What to do? Waterboard KSM to obtain information that would preserve thousands of innocent lives? Or isolate him morally mentally and physically until the resulting “insanity” causes him eventually to admit defeat (meanwhile Los Angeles goes up in smoke)?
Next John Robb, in the link, says that, while weakening connections of terrorists, the U.S. should be doing the opposite of strengthening its connections to its own referents by abiding by standards of conduct we profess to uhold, i.e., don’t torture. By not upholding these standards, we set up internal opposition which then ruins everything we’re trying to accomplish. IOW, we shouldn’t be hypocrites. Okay fine. Let’s let innocent people die so that we won’t be open to charges of hypocrisy. Can this really be what we call moral?
John Robb’s “grand strategy” may be great in a broadly general kind of way but in regard to it’s applicability to the singular particularity of the KSM case, it sounds more like a bunch of useless gobbledegook to me.
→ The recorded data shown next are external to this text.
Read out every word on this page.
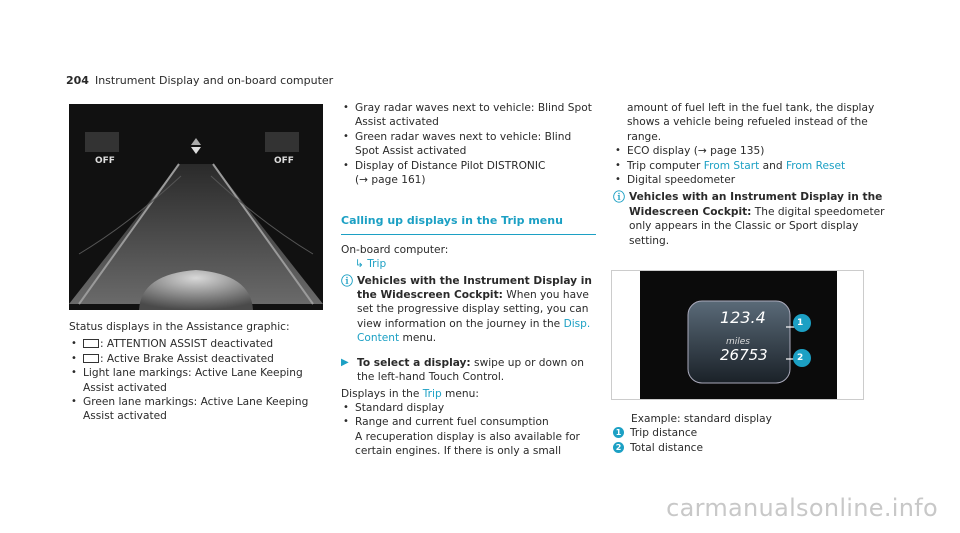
204 Instrument Display and on-board computer
OFF	OFF
Status displays in the Assistance graphic:
• : ATTENTION ASSIST deactivated
• : Active Brake Assist deactivated
• Light lane markings: Active Lane Keeping Assist activated
• Green lane markings: Active Lane Keeping Assist activated
• Gray radar waves next to vehicle: Blind Spot Assist activated
• Green radar waves next to vehicle: Blind Spot Assist activated
• Display of Distance Pilot DISTRONIC
(→ page 161)
Calling up displays in the Trip menu
On-board computer:
↳ Trip
ⓘ Vehicles with the Instrument Display in the Widescreen Cockpit: When you have set the progressive display setting, you can view information on the journey in the Disp. Content menu.
▶ To select a display: swipe up or down on the left-hand Touch Control.
Displays in the Trip menu:
• Standard display
• Range and current fuel consumption
A recuperation display is also available for certain engines. If there is only a small
amount of fuel left in the fuel tank, the display shows a vehicle being refueled instead of the range.
• ECO display (→ page 135)
• Trip computer From Start and From Reset
• Digital speedometer
ⓘ Vehicles with an Instrument Display in the Widescreen Cockpit: The digital speedometer only appears in the Classic or Sport display setting.
123.4
miles
26753
1
2
Example: standard display
1 Trip distance
2 Total distance
carmanualsonline.info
I get no pleasure at all from thinking about the suffering of anybody, even a vile creature like KSM, so if there were an equally effective way of dealing with cases like this and with these killers who delight in killing, I’d be all for it.
If we had never touched KSM, because we’re too moral to do so, if we had allowed him to keep his little secret and the LA attack had proceeded as planned, I think Satan himself would have been pleased as punch with all the death and destruction. But then, I think our society has cultivated a lot of sympathy for the devil over the last 40-50 years.
I also find it rather odd that a society so in love with the concept of nuance and shades of gray suddenly can find no room for anything but a rigid absolute.